Stimulus funding includes $200 million for nursing workforce development programs and health professions training programs. This funding may supply scholarships for nursing-school applicants or supplement financial support for current nursing students. “These dollars will enable many nursing students to finish their education on time,” rather than suspend their studies due to financial difficulties, says Suzanne Begeny, director of government affairs for the American Association of Colleges of Nursing.
The stimulus package also addresses the critical shortage of nursing faculty with a loan repayment program to encourage advanced-degree nursing students to consider teaching. Right now “nursing schools can’t take in more students because of the faculty shortage,” Begeny says.
The stimulus also includes $500 million in primary-care workforce funding for programs such as the National Health Service Corps, which gives doctors, dentists and other practitioners a financial incentive to work in underserved rural and inner-city areas.
Medical Jobs in Community Health
The Recovery Act also includes money to boost primary care at community health centers, which typically serve the uninsured and underinsured and collect from patients only a small percentage of the cost of services rendered.

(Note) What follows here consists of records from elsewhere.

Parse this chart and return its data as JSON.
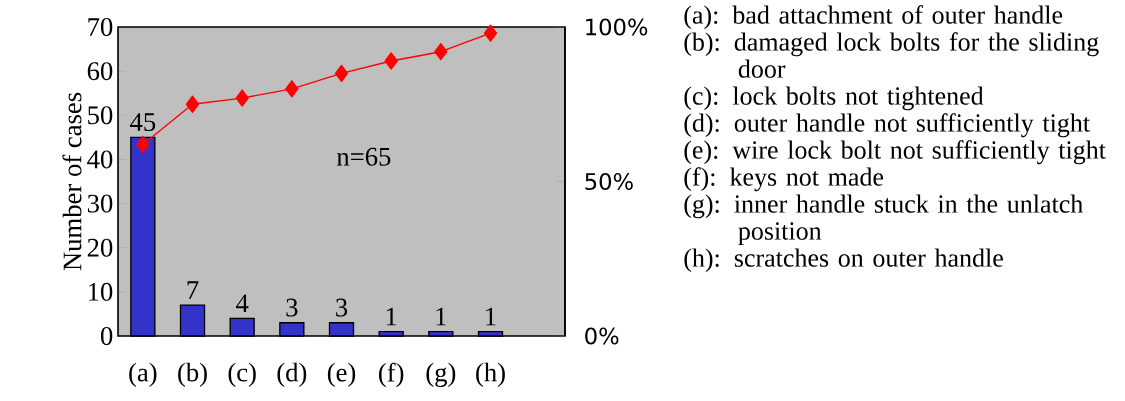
{
  "chart_data": {
    "type": "bar",
    "ylabel": "Number of cases",
    "categories": [
      "(a)",
      "(b)",
      "(c)",
      "(d)",
      "(e)",
      "(f)",
      "(g)",
      "(h)"
    ],
    "series": [
      {
        "color": "#3333cc",
        "values": [
          45,
          7,
          4,
          3,
          3,
          1,
          1,
          1
        ],
        "value_labels": [
          "45",
          "7",
          "4",
          "3",
          "3",
          "1",
          "1",
          "1"
        ]
      },
      {
        "type": "line",
        "axis": "y2",
        "color": "#ff0000",
        "values": [
          62,
          75,
          77,
          80,
          85,
          89,
          92,
          98
        ]
      }
    ],
    "marker": "diamond",
    "ylim": [
      0,
      70
    ],
    "yticks": [
      0,
      10,
      20,
      30,
      40,
      50,
      60,
      70
    ],
    "y2lim": [
      0,
      100
    ],
    "y2ticks": [
      {
        "value": 0,
        "label": "0%"
      },
      {
        "value": 50,
        "label": "50%"
      },
      {
        "value": 100,
        "label": "100%"
      }
    ],
    "annotations": [
      "n=65",
      "(a): bad attachment of outer handle",
      "(b): damaged lock bolts for the sliding door",
      "(c): lock bolts not tightened",
      "(d): outer handle not sufficiently tight",
      "(e): wire lock bolt not sufficiently tight",
      "(f): keys not made",
      "(g): inner handle stuck in the unlatch position",
      "(h): scratches on outer handle"
    ]
  }
}
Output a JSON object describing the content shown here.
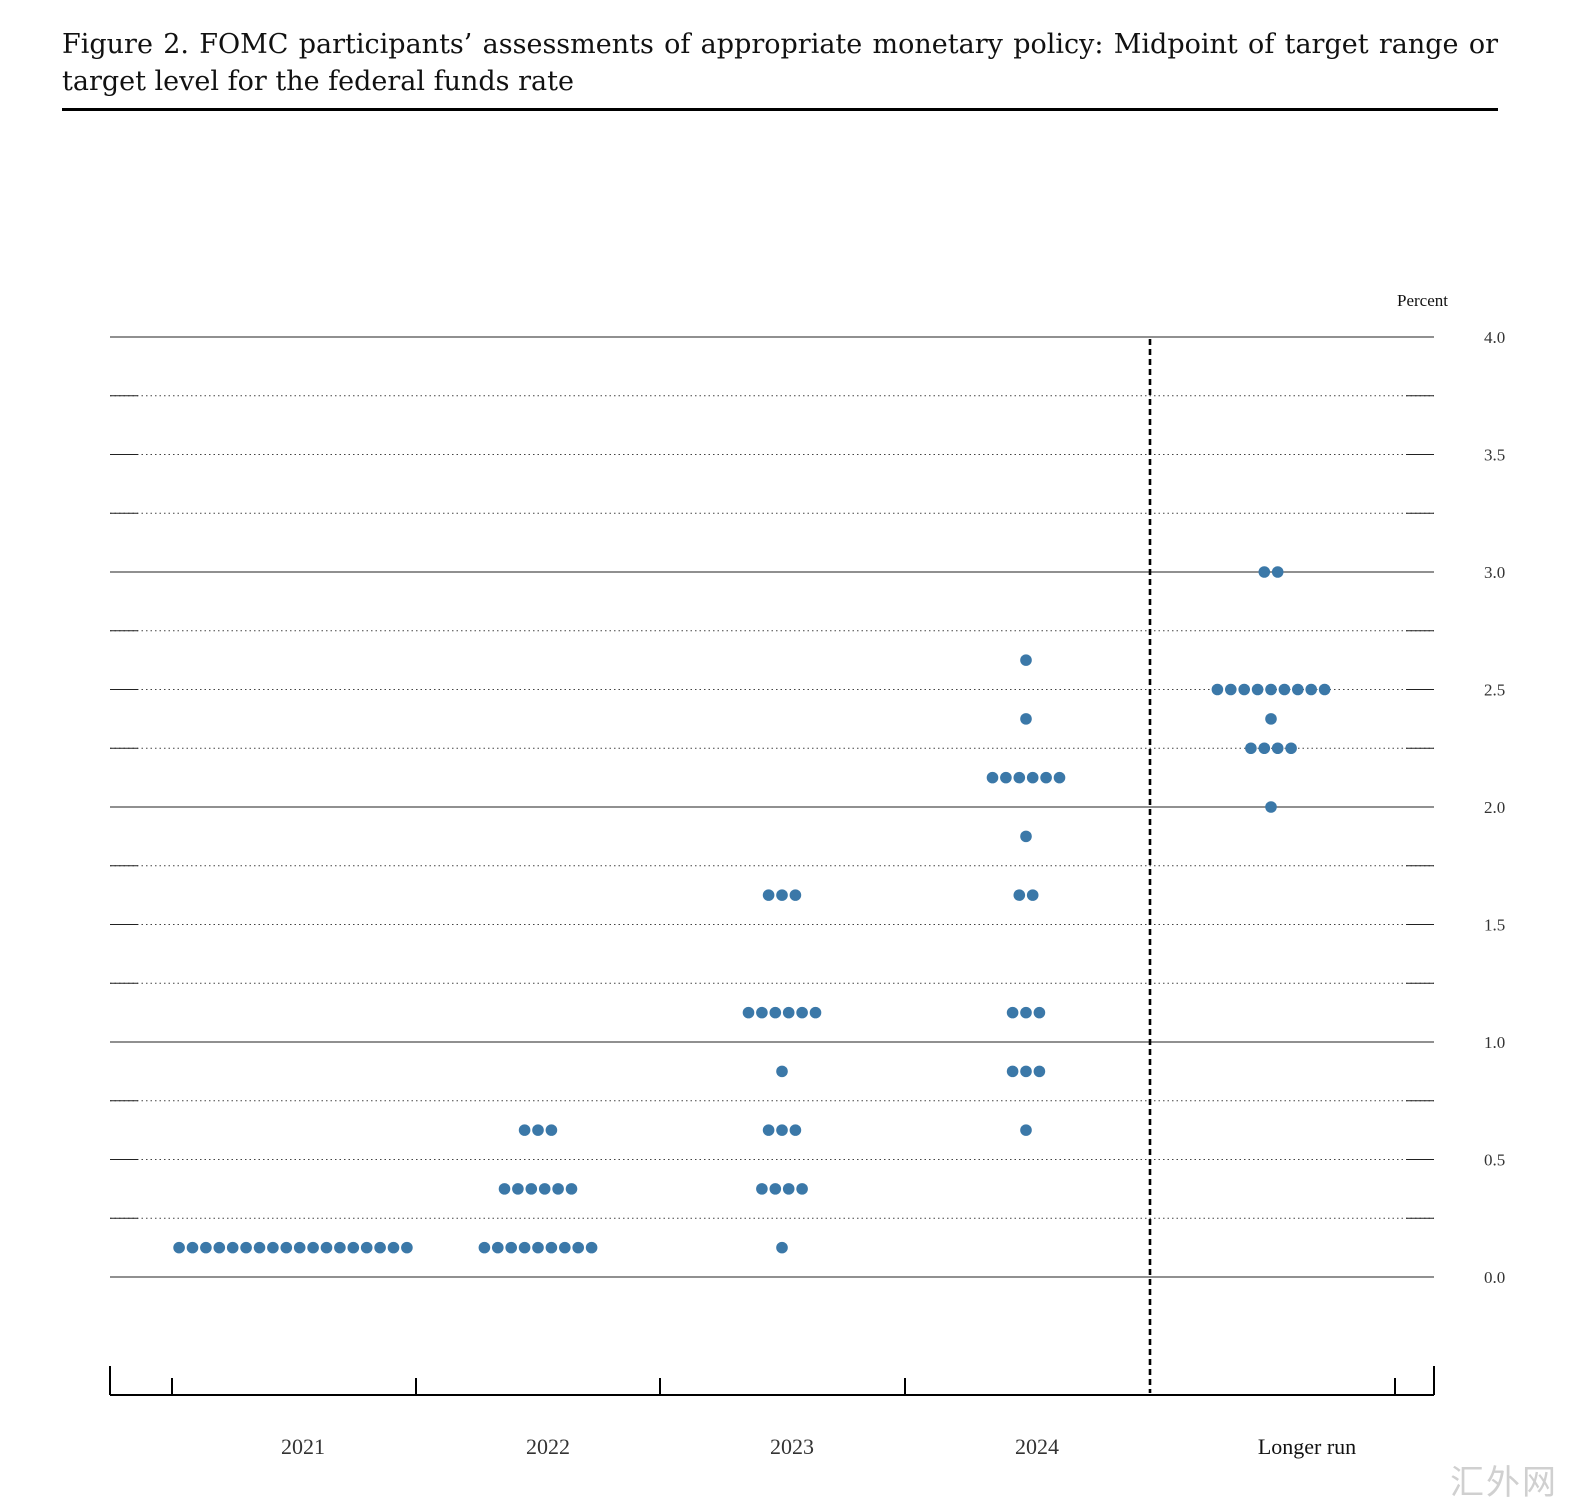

Stimulus money for the nation’s 1,200 community health centers “should create about 8,000 jobs,” says Dan Hawkins, senior vice president for policy and programs at the National Association of Community Health Centers. These jobs will include doctors, dentists, pharmacists, RNs, nurse aides, lab technicians, outreach workers and drivers.
Of those 8,000 new jobs, 5,500 had already been created by mid-March 2009 with $155 million in stimulus funds, according to Health Resources and Services Administration spokesman David Bowman.
The Recovery Act also includes $85 million in funding for the Indian Health Service to develop projects such as telehealth services.